Projeto da UEPB prevê uso do celular contra dengue, zika e chikungunya

Projeto aposta na mobilização da comunidade e compartilhamento de informações sobre a Dengue, Zika e Chikungunya usando dispositivos móveis (Foto: Paulo Whitaker/ Reuters)

Um projeto desenvolvido em parceria entre a Universidade Estadual da Paraíba (UEPB) e a University of Wolverhampton, do Reino Unido, quer usar as plataformas móveis, como smartphones e tablets, para aprimorar a vigilância em saúde e a aprendizagem sobre Dengue, Zika e Chikungunya na Paraíba e Pernambuco.

O projeto “Impacto da aprendizagem móvel na prevenção e gestão de complicações causadas por arbovírus” está sendo conduzido pela professora da UEPB Silvana Santos e pelo professor John Traxler, da universidade britânica.

A proposta do projeto é desenvolver aplicativos para dispositivos móveis e criar uma plataforma na Internet para formação profissional em saúde, informação e mobilização das comunidades escolares em torno da prevenção e controle das doenças causadas por arbovírus.

As estratégias seriam desenvolvidas a partir do engajamento da população com a aprendizagem móvel e compartilhamento de informações, o que também representa uma melhora a comunicação em vigilância em saúde junto aos órgãos governamentais e organizações internacionais na área de Saúde.

De acordo com a UEPB, o projeto foi aprovado pelo Conselho Britânico através do Edital Institutional. Segundo a professora, as soluções tecnológicas e processos originados desta proposta podem atingir um grande número de usuários de dispositivos móveis e terão como foco inicial os estados da Paraíba e Pernambuco.
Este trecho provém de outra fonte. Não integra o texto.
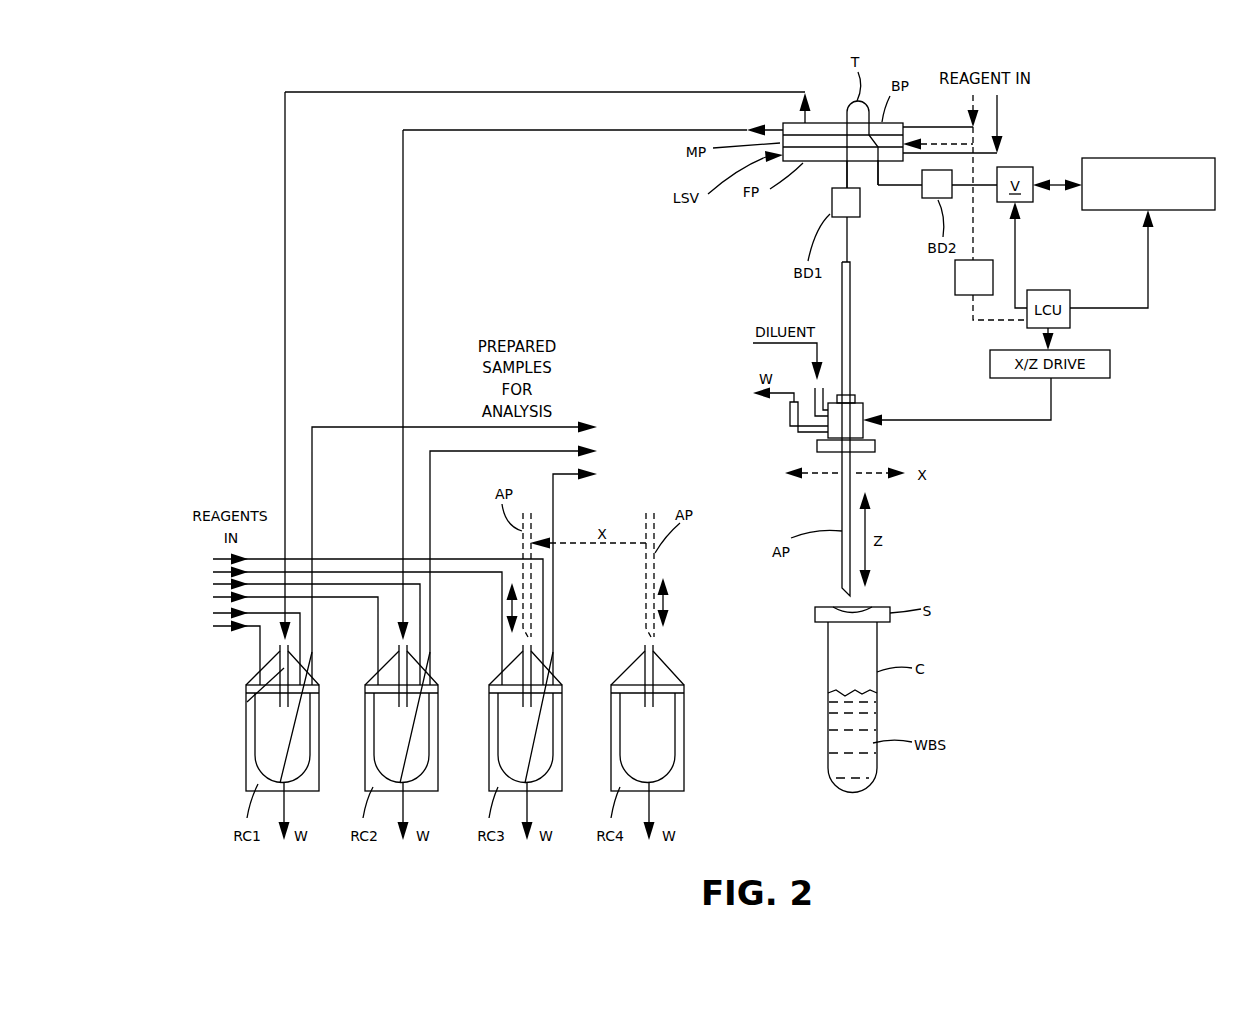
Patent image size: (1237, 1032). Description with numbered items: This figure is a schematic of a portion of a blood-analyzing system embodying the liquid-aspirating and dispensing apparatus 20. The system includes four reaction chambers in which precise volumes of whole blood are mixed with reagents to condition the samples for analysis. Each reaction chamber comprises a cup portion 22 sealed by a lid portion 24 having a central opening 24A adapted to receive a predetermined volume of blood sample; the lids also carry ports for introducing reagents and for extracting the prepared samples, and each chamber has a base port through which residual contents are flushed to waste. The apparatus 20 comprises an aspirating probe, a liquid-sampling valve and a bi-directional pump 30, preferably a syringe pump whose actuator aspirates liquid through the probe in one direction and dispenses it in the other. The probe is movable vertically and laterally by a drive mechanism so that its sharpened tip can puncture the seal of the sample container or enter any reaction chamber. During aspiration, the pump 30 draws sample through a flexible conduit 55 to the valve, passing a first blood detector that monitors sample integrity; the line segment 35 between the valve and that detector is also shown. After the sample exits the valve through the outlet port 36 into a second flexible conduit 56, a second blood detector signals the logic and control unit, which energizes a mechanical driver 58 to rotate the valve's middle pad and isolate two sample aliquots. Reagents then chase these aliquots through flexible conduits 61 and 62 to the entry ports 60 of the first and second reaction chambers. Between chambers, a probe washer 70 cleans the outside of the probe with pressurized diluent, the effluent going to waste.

The liquid-aspirating and dispensing apparatus 20 is at (968, 432).
The cup portion 22 is at (245, 740).
The lid portion 24 is at (257, 677).
The central opening 24A is at (246, 703).
The bi-directional pump 30 is at (1147, 157).
The fluid line to bubble detector 35 is at (843, 168).
The outlet port 36 is at (880, 175).
The flexible conduit 55 is at (852, 254).
The second flexible conduit 56 is at (900, 187).
The mechanical driver 58 is at (966, 289).
The entry ports 60 is at (291, 652).
The flexible conduit 61 is at (563, 92).
The flexible conduit 62 is at (563, 132).
The probe washer 70 is at (873, 390).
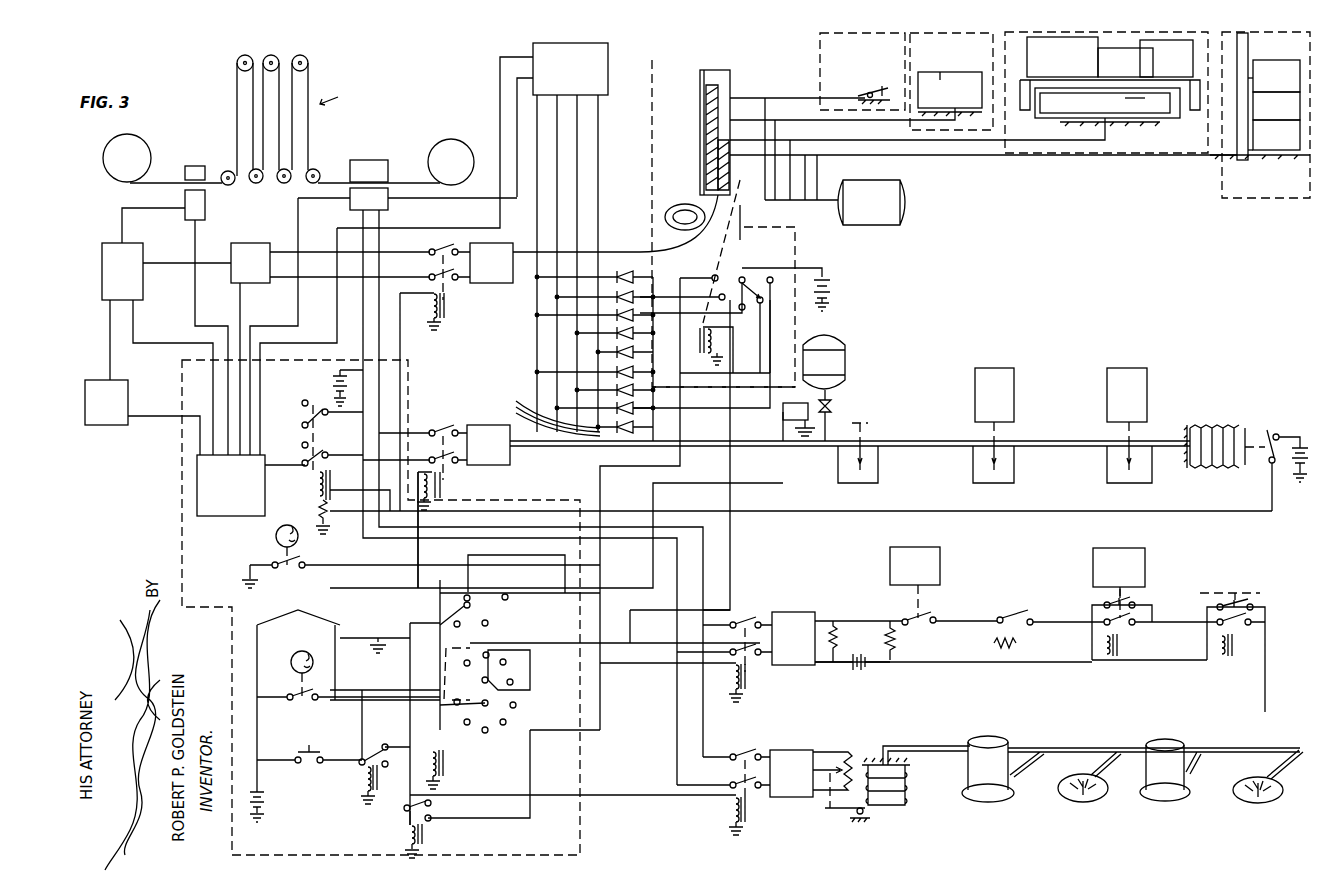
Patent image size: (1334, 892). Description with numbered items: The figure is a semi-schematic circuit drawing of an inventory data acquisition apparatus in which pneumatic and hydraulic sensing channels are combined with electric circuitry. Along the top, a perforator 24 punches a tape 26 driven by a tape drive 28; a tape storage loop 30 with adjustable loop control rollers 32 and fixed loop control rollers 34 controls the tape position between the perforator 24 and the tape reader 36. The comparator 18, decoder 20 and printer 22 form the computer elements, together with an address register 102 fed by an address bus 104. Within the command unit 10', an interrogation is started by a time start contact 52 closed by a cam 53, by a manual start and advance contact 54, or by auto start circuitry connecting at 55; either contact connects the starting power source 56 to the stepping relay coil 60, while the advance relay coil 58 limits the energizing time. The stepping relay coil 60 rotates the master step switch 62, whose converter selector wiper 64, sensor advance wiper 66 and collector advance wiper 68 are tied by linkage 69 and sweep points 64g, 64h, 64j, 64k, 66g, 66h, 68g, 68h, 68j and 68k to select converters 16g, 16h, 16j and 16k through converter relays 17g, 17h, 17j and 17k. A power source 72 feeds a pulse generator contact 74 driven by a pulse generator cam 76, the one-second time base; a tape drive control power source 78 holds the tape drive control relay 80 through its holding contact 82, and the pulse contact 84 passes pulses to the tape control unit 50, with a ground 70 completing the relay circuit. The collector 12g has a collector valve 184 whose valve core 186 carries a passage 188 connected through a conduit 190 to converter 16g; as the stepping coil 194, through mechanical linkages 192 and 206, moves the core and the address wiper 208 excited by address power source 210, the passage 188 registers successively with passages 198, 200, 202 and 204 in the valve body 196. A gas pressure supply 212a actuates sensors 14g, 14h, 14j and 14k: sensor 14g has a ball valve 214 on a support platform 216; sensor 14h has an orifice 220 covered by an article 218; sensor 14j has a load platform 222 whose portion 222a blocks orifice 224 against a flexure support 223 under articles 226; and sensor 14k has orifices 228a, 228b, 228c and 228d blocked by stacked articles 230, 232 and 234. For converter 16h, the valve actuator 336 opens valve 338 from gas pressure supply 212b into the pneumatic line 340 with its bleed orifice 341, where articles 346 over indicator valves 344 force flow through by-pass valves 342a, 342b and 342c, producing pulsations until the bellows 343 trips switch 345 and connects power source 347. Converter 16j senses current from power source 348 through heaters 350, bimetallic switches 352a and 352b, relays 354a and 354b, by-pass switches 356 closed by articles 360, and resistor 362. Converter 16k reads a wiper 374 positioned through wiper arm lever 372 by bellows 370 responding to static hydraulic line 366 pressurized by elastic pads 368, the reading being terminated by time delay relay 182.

The command unit 10' is at (378, 607).
The collector 12g is at (651, 145).
The sensor 14g is at (820, 52).
The sensor 14h is at (912, 124).
The sensor 14j is at (1020, 153).
The sensor 14k is at (1270, 198).
The converter 16g is at (492, 272).
The converter 16h is at (489, 454).
The converter 16j is at (796, 648).
The converter 16k is at (793, 784).
The converter relay 17g is at (447, 306).
The converter relay 17h is at (444, 484).
The converter relay 17j is at (750, 679).
The converter relay 17k is at (748, 810).
The comparator 18 is at (258, 272).
The decoder 20 is at (129, 281).
The printer 22 is at (113, 412).
The perforator 24 is at (367, 160).
The punched tape 26 is at (393, 184).
The tape drive 28 is at (459, 171).
The tape storage loop 30 is at (339, 98).
The adjustable loop control rollers 32 is at (307, 57).
The fixed loop control rollers 34 is at (318, 170).
The tape reader 36 is at (205, 212).
The tape control unit 50 is at (238, 495).
The time start contact 52 is at (302, 703).
The cam 53 is at (302, 651).
The manual start and advance contact 54 is at (314, 755).
The auto start circuitry connection 55 is at (298, 611).
The starting power source 56 is at (267, 800).
The advance relay coil 58 is at (365, 787).
The stepping relay coil 60 is at (447, 760).
The master step switch 62 is at (591, 624).
The converter selector wiper 64 is at (488, 606).
The contact point 64g is at (478, 576).
The contact point 64h is at (509, 597).
The contact point 64j is at (463, 606).
The contact point 64k is at (462, 626).
The sensor advance wiper 66 is at (509, 670).
The contact point 66g is at (490, 656).
The contact point 66h is at (514, 668).
The collector advance wiper 68 is at (480, 730).
The contact point 68g is at (495, 740).
The contact point 68h is at (455, 725).
The contact point 68j is at (510, 731).
The contact point 68k is at (517, 703).
The linkage 69 is at (440, 670).
The ground 70 is at (366, 648).
The power source 72 is at (246, 582).
The pulse generator contact 74 is at (287, 569).
The pulse generator cam 76 is at (276, 538).
The tape drive control power source 78 is at (354, 392).
The tape drive control relay 80 is at (315, 487).
The holding contact 82 is at (302, 410).
The pulse contact 84 is at (302, 448).
The address register 102 is at (580, 79).
The address bus 104 is at (541, 418).
The time delay relay 182 is at (425, 834).
The collector valve 184 is at (697, 64).
The valve core 186 is at (712, 110).
The passage 188 is at (718, 158).
The conduit 190 is at (646, 252).
The mechanical linkage 192 is at (738, 235).
The stepping coil 194 is at (701, 354).
The valve body 196 is at (700, 82).
The passage 198 is at (730, 98).
The passage 200 is at (730, 120).
The passage 202 is at (730, 140).
The passage 204 is at (757, 222).
The mechanical linkage 206 is at (731, 278).
The address wiper 208 is at (748, 278).
The address power source 210 is at (833, 288).
The gas pressure supply 212a is at (905, 203).
The gas pressure supply 212b is at (847, 362).
The ball valve 214 is at (866, 95).
The support platform 216 is at (882, 88).
The article 218 is at (940, 72).
The orifice 220 is at (966, 106).
The load platform 222 is at (1022, 110).
The platform portion 222a is at (1100, 98).
The flexure support 223 is at (1140, 96).
The orifice 224 is at (1120, 100).
The articles 226 is at (1110, 57).
The orifice 228a is at (1246, 160).
The orifice 228b is at (1240, 160).
The orifice 228c is at (1250, 78).
The orifice 228d is at (1250, 48).
The article 230 is at (1284, 144).
The article 232 is at (1284, 115).
The article 234 is at (1284, 85).
The valve actuator 336 is at (783, 412).
The valve 338 is at (835, 405).
The pneumatic line 340 is at (940, 447).
The bleed orifice 341 is at (576, 452).
The by-pass valve 342a is at (878, 483).
The by-pass valve 342b is at (1014, 483).
The by-pass valve 342c is at (1152, 483).
The bellows 343 is at (1210, 428).
The valve 344 is at (1134, 444).
The switch 345 is at (1270, 463).
The article 346 is at (1117, 368).
The power source 347 is at (1306, 440).
The power source 348 is at (860, 670).
The electrical heaters 350 is at (1013, 645).
The bimetallic switch 352a is at (928, 617).
The bimetallic switch 352b is at (1028, 618).
The relay 354a is at (1124, 647).
The relay 354b is at (1244, 640).
The by-pass switches 356 is at (1252, 606).
The article 360 is at (1105, 549).
The resistor 362 is at (838, 630).
The static hydraulic line 366 is at (958, 748).
The elastic pads 368 is at (1258, 803).
The bellows 370 is at (900, 797).
The wiper arm lever 372 is at (832, 812).
The wiper 374 is at (830, 754).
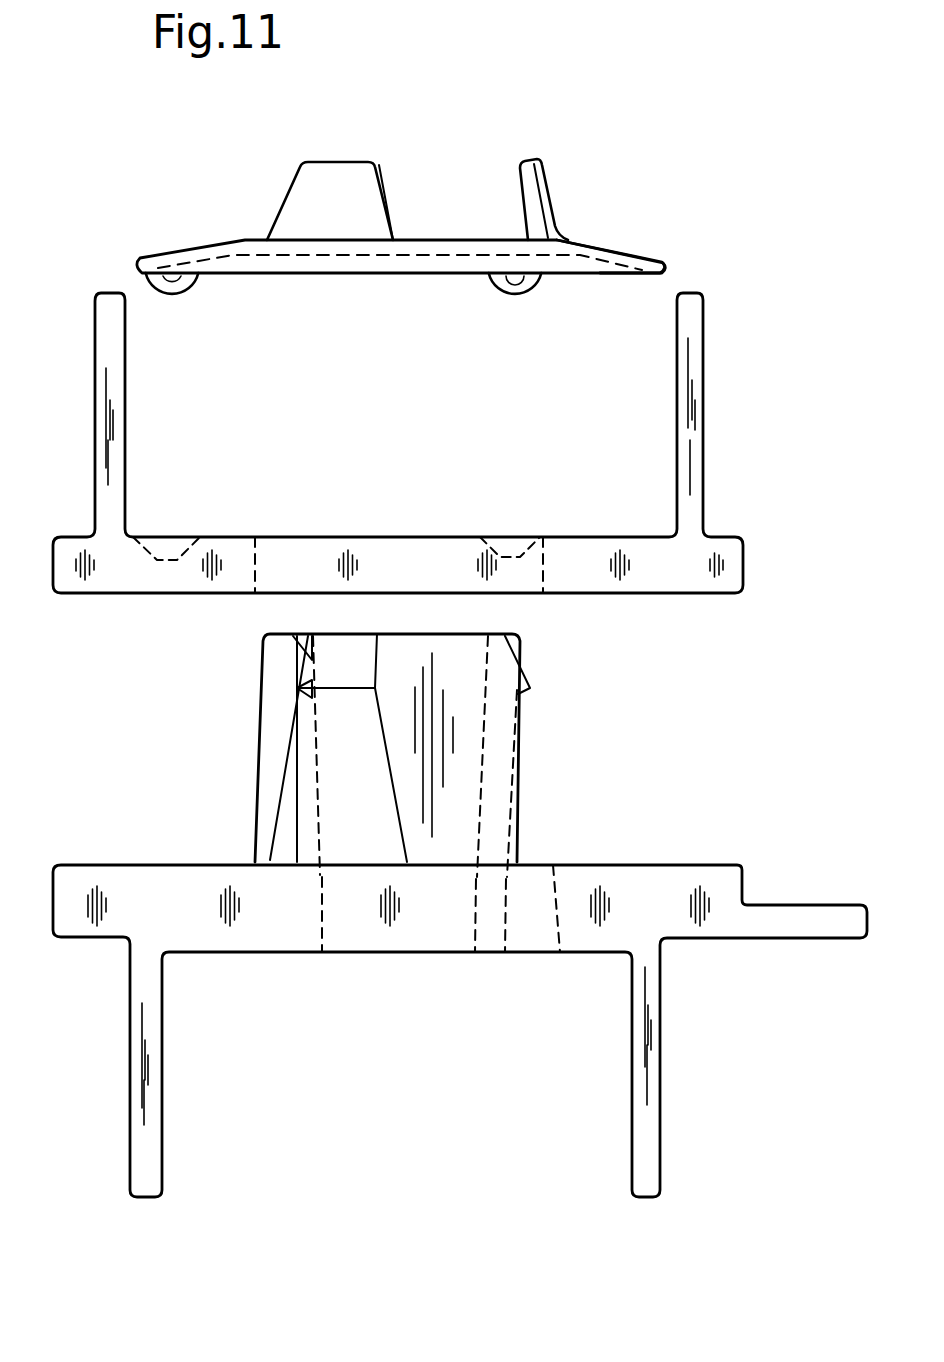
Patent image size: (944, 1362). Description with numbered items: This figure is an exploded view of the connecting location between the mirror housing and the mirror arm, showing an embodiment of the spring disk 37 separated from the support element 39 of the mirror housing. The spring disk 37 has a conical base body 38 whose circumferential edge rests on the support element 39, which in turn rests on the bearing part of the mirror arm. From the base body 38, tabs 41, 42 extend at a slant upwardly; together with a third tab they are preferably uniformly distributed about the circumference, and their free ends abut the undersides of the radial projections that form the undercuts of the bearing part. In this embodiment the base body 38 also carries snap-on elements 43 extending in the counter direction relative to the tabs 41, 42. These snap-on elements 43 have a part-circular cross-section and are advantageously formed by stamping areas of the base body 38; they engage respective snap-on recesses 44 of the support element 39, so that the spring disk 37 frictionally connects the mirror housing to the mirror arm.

The spring disk 37 is at (435, 230).
The conical base body 38 is at (588, 262).
The support element 39 is at (703, 411).
The tab 41 is at (539, 208).
The tab 42 is at (322, 192).
The snap-on element 43 is at (170, 280).
The snap-on recess 44 is at (170, 552).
“São usuários potenciais nestes estados. Vamos trabalhar com a perspectiva de 40 mil futuros professores e profissionais de Saúde nas universidades; 200 mil estudantes no ensino médio, além de 20 mil profissionais de Saúde e Educação dos serviços públicos. Para isto, é necessário criar condições para a reflexão da população sobre seu ambiente, saúde e papel na comunidade, viabilizando mudanças reais de crenças e práticas sociais”, disse Silvana Santos.

O projeto será executado em uma cooperação de 24 meses unindo a expertise do grupo britânico referente à aprendizagem móvel, da equipe de pesquisadores de Genética Humana e programas de saúde da UEPB e do grupo de pesquisa para Educação em saúde do Laboratório de Imunopatologia Keizo Asami (Lika), coordenado pela professora da Universidade Federal de Pernambuco (UFPE), Rosalie Belian.

Também participarão como colaboradores das ações do projeto o Instituto Nacional do Semiárido (Insa), a Secretaria Estadual de Saúde da Paraíba e o Centro de Estudos do Genoma Humano e Células-Tronco da Universidade de São Paulo.